There is much more that could be said to describe the wholly humane and wise approach of anthroposophy to these issues and the impact that Steiner’s observations subsequently had on people such as Karl König and Thomas Weihs and the birth of curative education, the Camphill movement etc. But the reason why I am writing about this issue now is because eugenics is starting to raise its ugly head again.

In China, a scientist, He Jiankui, has just claimed to have altered the DNA of twin girls before birth. He, an associate professor at the Southern University of Science and Technology in Shenzhen, described how he used gene-editing technology known as Crispr-Cas9 to modify a gene called CCR5 in a number of embryos created through IVF for couples with HIV-positive fathers. The modification was intended to mirror a natural mutation found in a small percentage of people which makes them resistant to the virus. Two girls, named Nana and Lulu, were born with the genetic changes, he said.

So the eugenics genie is now once again out of the bottle. In academia, the word ‘eugenics’ may be controversial but the idea is not.

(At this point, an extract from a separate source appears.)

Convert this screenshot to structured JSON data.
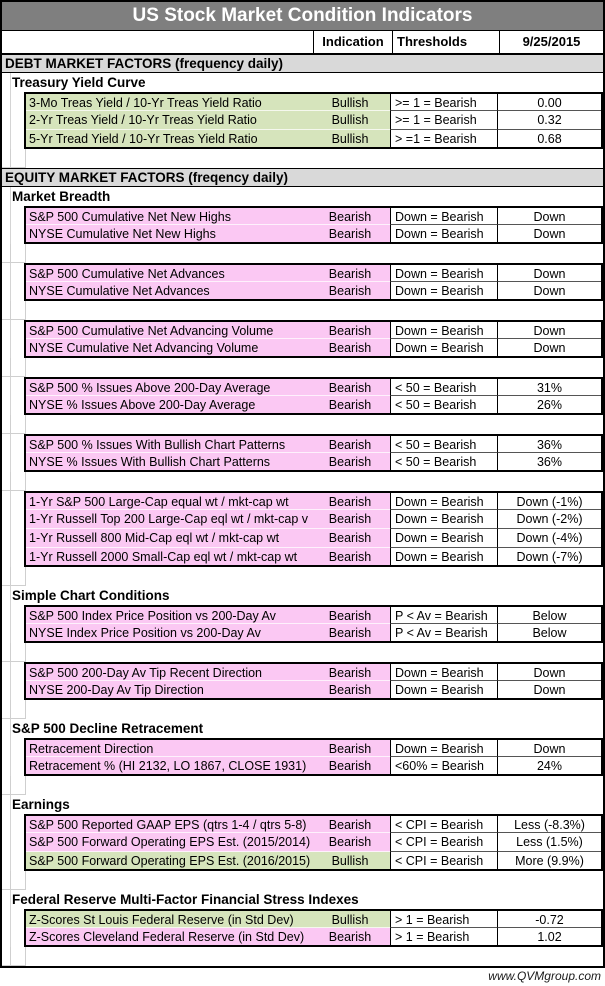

To Professor Julian Savulescu, former editor and current board member of the Journal of Medical Ethics, the ability to apply ‘rational design’ to humanity, through gene editing, offers a chance to improve the human stock — one baby at a time. “When it comes to screening out personality flaws such as potential alcoholism, psychopathy and disposition to violence,” he said, “you could argue that people have a moral obligation to select ethically better children”. Francis Galton could not have put it better himself.

Meanwhile, the scientific pursuit of “ethically better children” is advancing rapidly. Since Louise Brown was conceived in a laboratory 40 years ago — the world’s first IVF baby — the treatment has become mainstream, and between 1991 and 2016, there were more than 1,100,000 treatment cycles in UK licensed clinics. Developments in IVF mean that, today, several embryos can be fertilised and screened for diseases, with the winner implanted in the uterus.

It is, however, the genetic modification of human embryos that causes most concern. But here, and at each point in the new eugenics, advocates will argue: where is the moral problem? There are no deaths, no sterilisations, no abortions: just a scientifically guided conception. This is all about the potential avoidance of disease and the benefit of humanity. So who could possibly complain?

Well, I can, for one. If you are using science to choose the most favourable genes to hand down to your children, that is the application of eugenics. This is just the latest example of humans acquiring God-like powers without the God-like wisdom to know how to use them properly. And the idea of consumer eugenics is already with us: sperm banks claim that they screen for everything from autism to red hair and in India, women desperate for a boy will pay for ante-natal screening to identify – and abort – girls.  One can imagine a future situation in which parents who do not go in for genetic modification of their offspring will be labelled anti-social, rather like those parents who choose not to vaccinate their children today.

We have opened the door to an era of high-tech consumer eugenics, with affluent parents choosing the best qualities for their offspring and creating a new form of genetically modified human being. Once again the idea of perfecting humanity through eugenics is back, and once again it is coming with the assumption that the processes involved are limited to chemical, physical and biological ones and with no awareness or recognition of the spiritual dimension. This is not going to end well.